You are working on Ubuntu LTS 14.04. You are logged in as the root user. You run the following command:

exec su simple_user -c "/bin/bash /etc/init.d/simple_user_service"

So that the "simple_user_service" is launched with "simple_user" privileges and not root privileges.


It seems that "exec su simple_user -c" doesn't source .bashrc nor .profile nor any other normally sourced file for new interactive shell terminal. I confirmed that by adding this line in simple_user .bashrc file:

export TEST="Hello"

Then in my "simple_user_service" init script:

# Provides:             test_script
# X-Interactive:        true
# Short-Description:    Test script

echo $TEST

When I execute the script, nothing is printed, but if I execute the following commands:

su simple_user
echo $TEST
> Hello

The TEST variable is set and printed out correctly.

So I was wondering: does "exec su simple_user -c" command source any simple_user profile/bashrc files? If so, is there a way to know which ones?

Thanks a lot for your help!

[Edit - 2 hours later]

Thanks to the answer I received, I understood more accurately 'man bash' instructions. I found this:

   When bash is started non-interactively, to run a shell script, for example, it looks for the variable BASH_ENV in the environment, expands its value if it  appears  there,  and
   uses the expanded value as the name of a file to read and execute.  Bash behaves as if the following command were executed:
          if [ -n "$BASH_ENV" ]; then . "$BASH_ENV"; fi
   but the value of the PATH variable is not used to search for the file name.

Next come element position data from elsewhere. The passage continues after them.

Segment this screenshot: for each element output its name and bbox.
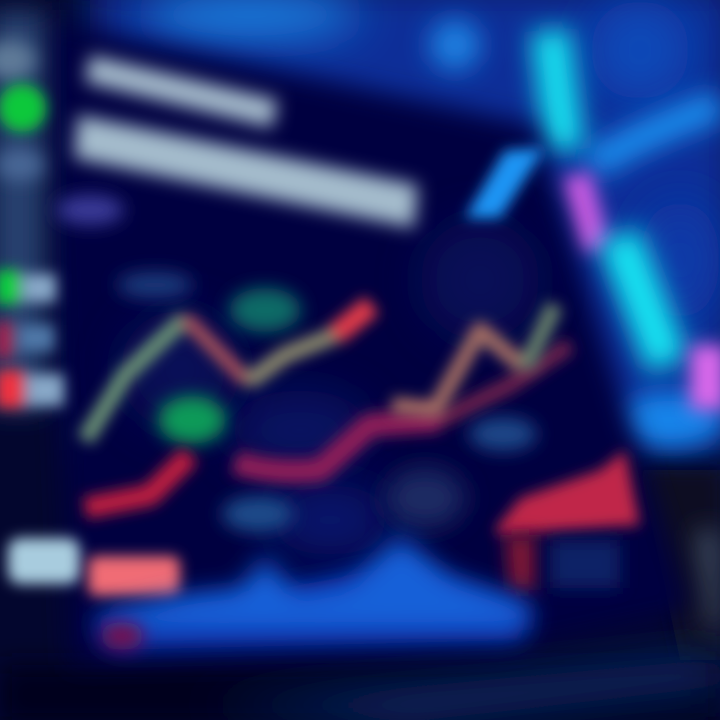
sidebar row: bright red <box>0 370 64 408</box>
icon: small red marker <box>100 622 144 650</box>
label: centre lower <box>222 496 294 532</box>
label: green candle <box>158 396 226 444</box>
panel: left sidebar <box>0 10 64 410</box>
blue area chart peaks <box>100 535 530 632</box>
icon: blue logo shape <box>465 148 545 218</box>
panel: lower screen blue glow <box>90 565 530 650</box>
line chart: lower red series <box>85 345 570 508</box>
label: coral lower left box <box>88 556 180 596</box>
line chart: left series <box>85 305 372 440</box>
label: upper chart <box>117 272 193 298</box>
background: bright cyan and magenta chart line <box>550 30 720 410</box>
bottom edge of the display <box>0 470 720 720</box>
label: pale lower left box <box>8 538 80 584</box>
subheading <box>56 195 124 225</box>
line chart: right series <box>392 305 555 410</box>
label: right chart <box>469 417 537 451</box>
title: second line <box>74 115 418 228</box>
panel: screen inner blue mottling <box>120 220 540 555</box>
title: first line <box>85 55 278 128</box>
sidebar row: red <box>0 322 54 358</box>
icon: green sidebar marker <box>0 84 46 132</box>
sidebar row: green <box>0 270 56 304</box>
red area chart <box>495 450 640 590</box>
label: green chart tag <box>229 288 301 332</box>
bar: centre slate block <box>385 468 465 528</box>
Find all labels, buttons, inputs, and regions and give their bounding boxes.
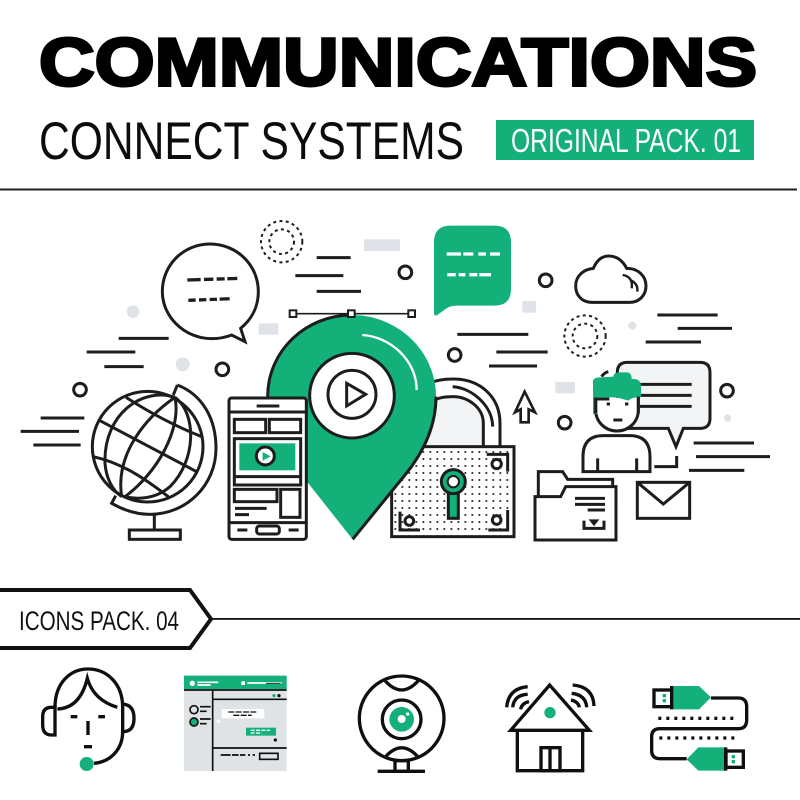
icon: envelope: [637, 482, 690, 518]
icon: smart home: [507, 685, 594, 771]
section tag: icons pack: [0, 590, 211, 648]
icon: support agent: [43, 669, 134, 771]
icon: chat bubble: [617, 362, 710, 447]
icon: usb cable: [652, 686, 747, 771]
icon: globe: [92, 385, 216, 539]
dashed circles: [261, 221, 606, 357]
icon: smartphone: [229, 398, 306, 539]
icon: folder: [535, 472, 616, 540]
bottom icon row: [43, 669, 287, 771]
title: COMMUNICATIONS: [39, 24, 757, 100]
decorative small circles and dots: [74, 239, 733, 429]
icon: green speech bubble: [434, 226, 511, 316]
speed lines: [21, 258, 770, 470]
icon: person: [583, 372, 677, 472]
icons: smart home and usb cable: [507, 685, 747, 771]
icon: chat window: [184, 676, 287, 771]
section tag: icons pack: ICONS PACK. 04: [19, 606, 179, 636]
icon: webcam: [359, 676, 444, 771]
icon: padlock: [392, 379, 514, 537]
subtitle: CONNECT SYSTEMS: [39, 112, 464, 171]
bezier control handles: [290, 310, 415, 317]
icon: speech bubble: [162, 244, 258, 342]
icon: up arrow: [515, 392, 535, 422]
icon: cloud: [576, 256, 646, 302]
icon: location pin: [268, 315, 436, 539]
main illustration: [21, 221, 770, 540]
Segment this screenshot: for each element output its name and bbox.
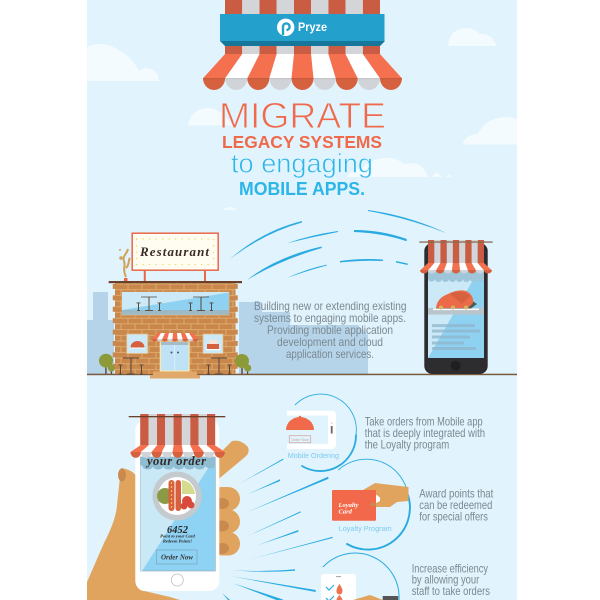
- burst lines: [222, 458, 333, 600]
- loyalty program circle: [332, 459, 410, 550]
- icon: roast turkey: [436, 290, 477, 310]
- phone awning: [129, 414, 225, 458]
- icon: loyalty card in hand: [332, 483, 408, 521]
- clouds: [87, 28, 517, 210]
- mobile ordering circle: [286, 394, 356, 471]
- loyalty program text: Award points that: [419, 487, 494, 501]
- paragraph: Providing mobile application: [267, 323, 393, 337]
- title: to engaging: [231, 148, 373, 178]
- staff ordering circle: [321, 553, 399, 600]
- mobile ordering text: the Loyalty program: [365, 437, 449, 451]
- logo wordmark: Pryze: [298, 22, 327, 34]
- restaurant sign: Restaurant: [139, 244, 209, 259]
- icon: pryze logo: [277, 19, 294, 36]
- title: MIGRATE: [219, 95, 386, 136]
- city skyline: [87, 292, 368, 374]
- hand palm and thumb: [87, 468, 180, 600]
- title: MOBILE APPS.: [239, 178, 365, 199]
- chimney smoke: [119, 249, 130, 292]
- title: LEGACY SYSTEMS: [222, 132, 382, 152]
- cafe tables: [118, 358, 232, 374]
- door: [160, 342, 190, 372]
- paragraph: [254, 299, 406, 361]
- title: [219, 95, 386, 199]
- points text: 6452: [167, 525, 189, 536]
- phone screen: [140, 454, 216, 571]
- staff ordering text: [412, 561, 490, 598]
- paragraph: application services.: [286, 347, 374, 361]
- ground line: [87, 374, 517, 375]
- phone awning: [419, 240, 493, 274]
- background panel: [87, 0, 517, 600]
- white phone body: [135, 420, 219, 591]
- food plate: [152, 472, 202, 520]
- icon: horizontal phone with cloche: Order Now: [291, 438, 309, 442]
- order now button: Order Now: [161, 554, 193, 562]
- curved signal lines: [230, 210, 447, 280]
- icon: loyalty card in hand: Loyalty: [338, 502, 358, 509]
- lower right window: [203, 334, 223, 354]
- upper window: [121, 292, 230, 316]
- phone screen: [428, 270, 484, 358]
- icon: loyalty card in hand: Card: [338, 508, 353, 516]
- staff ordering text: staff to take orders: [412, 584, 490, 598]
- home button: [451, 361, 461, 371]
- loyalty program text: for special offers: [419, 509, 488, 523]
- points text: Point to your Card: [160, 534, 196, 538]
- hand holding phone: [87, 414, 249, 600]
- loyalty program text: [419, 487, 494, 523]
- your order heading: your order: [145, 454, 206, 468]
- staff ordering text: Increase efficiency: [412, 561, 488, 575]
- points text: Redeem Points!: [163, 538, 192, 543]
- points text: [160, 525, 196, 543]
- door awning: [152, 333, 198, 342]
- paragraph: systems to engaging mobile apps.: [254, 311, 406, 325]
- top awning with logo sign: [203, 0, 402, 90]
- restaurant sign: [132, 233, 218, 282]
- staff ordering text: by allowing your: [412, 573, 479, 587]
- menu lines: [432, 326, 480, 348]
- icon: checklist phone in hand: [321, 574, 398, 600]
- mobile ordering text: Take orders from Mobile app: [365, 414, 483, 428]
- trees: [99, 354, 251, 374]
- index finger: [215, 441, 249, 482]
- home button: [171, 574, 183, 586]
- fingers: [210, 487, 240, 556]
- label: Mobile Ordering: [288, 451, 339, 460]
- paragraph: Building new or extending existing: [254, 299, 406, 313]
- loyalty program text: can be redeemed: [419, 498, 492, 512]
- paragraph: development and cloud: [277, 335, 383, 349]
- label: Loyalty Program: [339, 524, 392, 533]
- mobile ordering text: [365, 414, 485, 451]
- lower left window: [127, 334, 148, 354]
- restaurant building: [99, 233, 251, 378]
- phone with turkey: [419, 240, 493, 374]
- steps: [150, 372, 200, 378]
- mobile ordering text: that is deeply integrated with: [365, 426, 485, 440]
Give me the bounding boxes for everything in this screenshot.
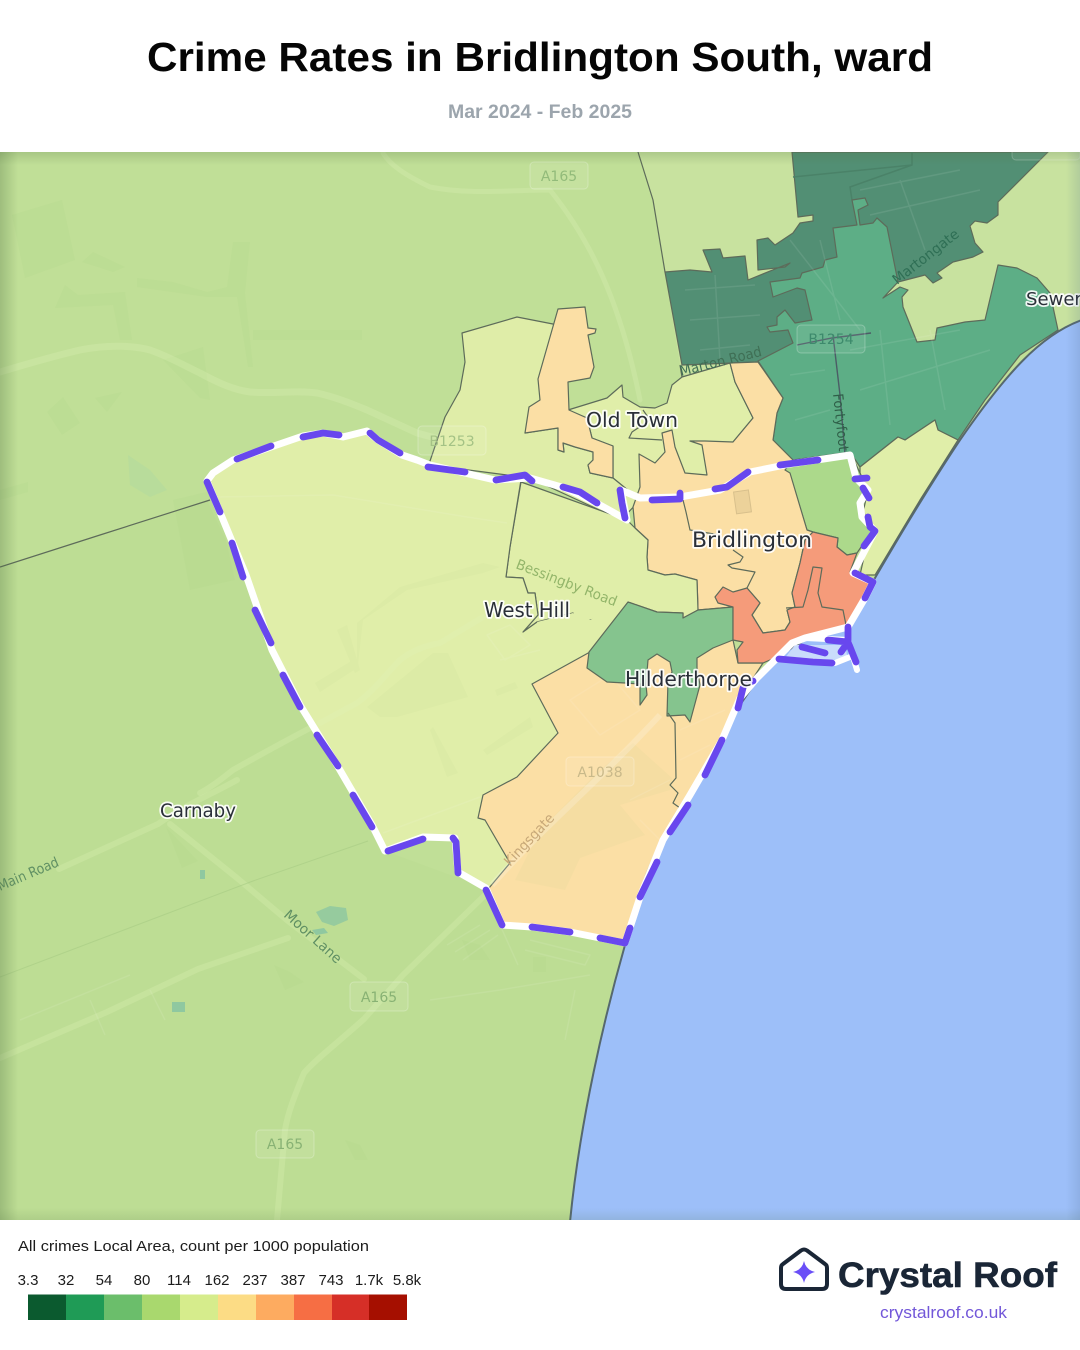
ward: mid green north-east <box>758 198 1058 467</box>
road name labels: Martongate <box>890 226 963 288</box>
icon: house with star <box>781 1250 827 1289</box>
dark green ward inner line <box>793 152 912 200</box>
ward: salmon high-crime area <box>715 532 873 663</box>
road badges: A1038 <box>577 765 623 781</box>
road name labels: Fortyfoot <box>829 393 851 453</box>
title: Crime Rates in Bridlington South, ward <box>147 34 933 80</box>
road name labels <box>0 226 963 967</box>
legend scale labels: 5.8k <box>393 1272 422 1289</box>
legend scale labels: 743 <box>318 1272 344 1289</box>
wordmark: Crystal Roof <box>838 1256 1057 1295</box>
place labels: Bridlington <box>692 528 812 552</box>
ward: coastal light yellow <box>860 420 958 575</box>
legend scale labels: 54 <box>96 1272 112 1289</box>
harbour basin <box>785 645 848 660</box>
map edge vignette <box>0 152 1080 1220</box>
legend colour bar <box>28 1294 407 1320</box>
yellow underlay by West Hill <box>573 601 630 650</box>
street texture north-east <box>685 170 990 425</box>
background fields and roads <box>0 153 640 1220</box>
legend scale labels <box>18 1272 422 1289</box>
road badges: B1254 <box>808 332 854 348</box>
road badges: A165 <box>541 169 577 185</box>
sea <box>570 320 1080 1222</box>
road name labels: Kingsgate <box>501 811 558 870</box>
road name labels: Moor Lane <box>280 907 345 967</box>
website url: crystalroof.co.uk <box>880 1304 1008 1322</box>
ward: Bridlington orange centre <box>633 362 813 640</box>
logo: Crystal Roof <box>781 1250 1057 1322</box>
ward: orange Hilderthorpe south <box>478 640 763 943</box>
ward: Old Town yellow <box>568 363 753 500</box>
dividing line west <box>0 500 210 567</box>
legend scale labels: 3.3 <box>18 1272 38 1289</box>
legend scale labels: 162 <box>204 1272 230 1289</box>
road badges: B1253 <box>429 434 475 450</box>
ward: west yellow south of boundary <box>506 482 698 632</box>
legend scale labels: 237 <box>242 1272 268 1289</box>
legend scale labels: 1.7k <box>355 1272 384 1289</box>
road name labels: Marton Road <box>678 344 763 380</box>
road name labels: Bessingby Road <box>514 557 619 610</box>
legend scale labels: 80 <box>134 1272 150 1289</box>
place labels <box>160 289 1080 822</box>
built-up patch in orange ward <box>515 743 672 890</box>
ward: Hilderthorpe mid green <box>587 602 733 722</box>
ward: dark green north <box>665 152 1048 365</box>
ward inner boundaries <box>506 333 871 808</box>
ward: big West Hill yellow <box>207 431 590 888</box>
ward: green beside Bridlington centre <box>786 459 870 554</box>
place labels: Old Town <box>586 408 678 432</box>
place labels: Carnaby <box>160 800 236 822</box>
legend <box>18 1238 422 1320</box>
place labels: West Hill <box>484 598 570 622</box>
legend scale labels: 114 <box>167 1272 191 1289</box>
legend scale labels: 387 <box>280 1272 306 1289</box>
place labels: Hilderthorpe <box>625 667 752 691</box>
road badges: A165 <box>361 990 397 1006</box>
legend scale labels: 32 <box>58 1272 74 1289</box>
road badges: A165 <box>267 1137 303 1153</box>
legend title: All crimes Local Area, count per 1000 population <box>18 1238 369 1255</box>
ward boundary: Bridlington South <box>207 431 875 943</box>
ward: orange north-west <box>525 307 613 478</box>
ward: north-west yellow <box>430 317 640 520</box>
West Hill fields and roads <box>217 495 540 833</box>
road badges <box>256 140 1080 1158</box>
coast line north of harbour <box>638 152 665 272</box>
subtitle: date range: Mar 2024 - Feb 2025 <box>448 102 632 123</box>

It is really interesting as you can set BASH_ENV to a file that runs specific commands each time you use "su simple_user -c" without requiring to load the full interactive logic.

So, before executing su simple_user -c, you can simply do:

export BASH_ENV=~/.bash_script

And set things in your simple_user .bash_script file, like:

export TEST="Hello"

Then when I execute the "simple_user_service" script, "Hello" is properly printed.

It was really usefull for me as I needed this to load all the "rvm" environment (ruby) to run a specific script.

Want to know more?

Why all this trouble?

Because I installed ruby god: http://godrb.com/ to monitore this specific script (a delayed job one).

And I'm using "rvm" to manage different rubies.

And the script automatically drop privileges if necessary by executing exec su application_user -c "/bin/bash application_script"

As god needs to run with root privileges and rvm is only loaded in .bashrc/.profile files, I needed a way to properly load rvm environment in my script. I could simply add the rvm load command in the script, but then my script would have been environment dependant and that was not acceptable.

So I added this in my script before privileges are dropped:

if [ -e "config/BASH_ENV" ]; then
  export BASH_ENV=$(cat config/BASH_ENV)

Thanks to that I can load rvm in the file I set in the config/BASH_ENV file. For instance it could be:

# In config/BASH_ENV file of your rails app:
export BASH_ENV="~/.bash_script"

# In /home/simple_user/.bash_script 
[[ -s "/etc/profile.d/rvm.sh" ]] && . "/etc/profile.d/rvm.sh" # Load RVM function

Then, my script and god work as expected.

I did not explain all those things before getting answers so that readers could focus on the real question.

But as I got a good answer and found a good solution thanks to that, I wrote this edit so that it may be useful to others.

Thanks again!

1 Answer 1


When you do:

su some_user -c 'some_command'    

The some_command will be executed as:

bash -c 'some_command'

Assuming bash is some_user's shell defined in /etc/passwd.

Now when you do bash -c 'some_command' you are basically spawning a non-interactive (and of course non-login) session of bash. As no file is sourced by the shell while in non-interactive mode so no file is being read expectedly.

Note that ~/.profile is sourced in a login, interactive session of bash and ~/.bashrc is sourced in a non-login, interactive session of bash. Also note that Ubuntu sources ~/.bashrc from ~/.profile.

Check the INVOCATION section of man bash to get more idea.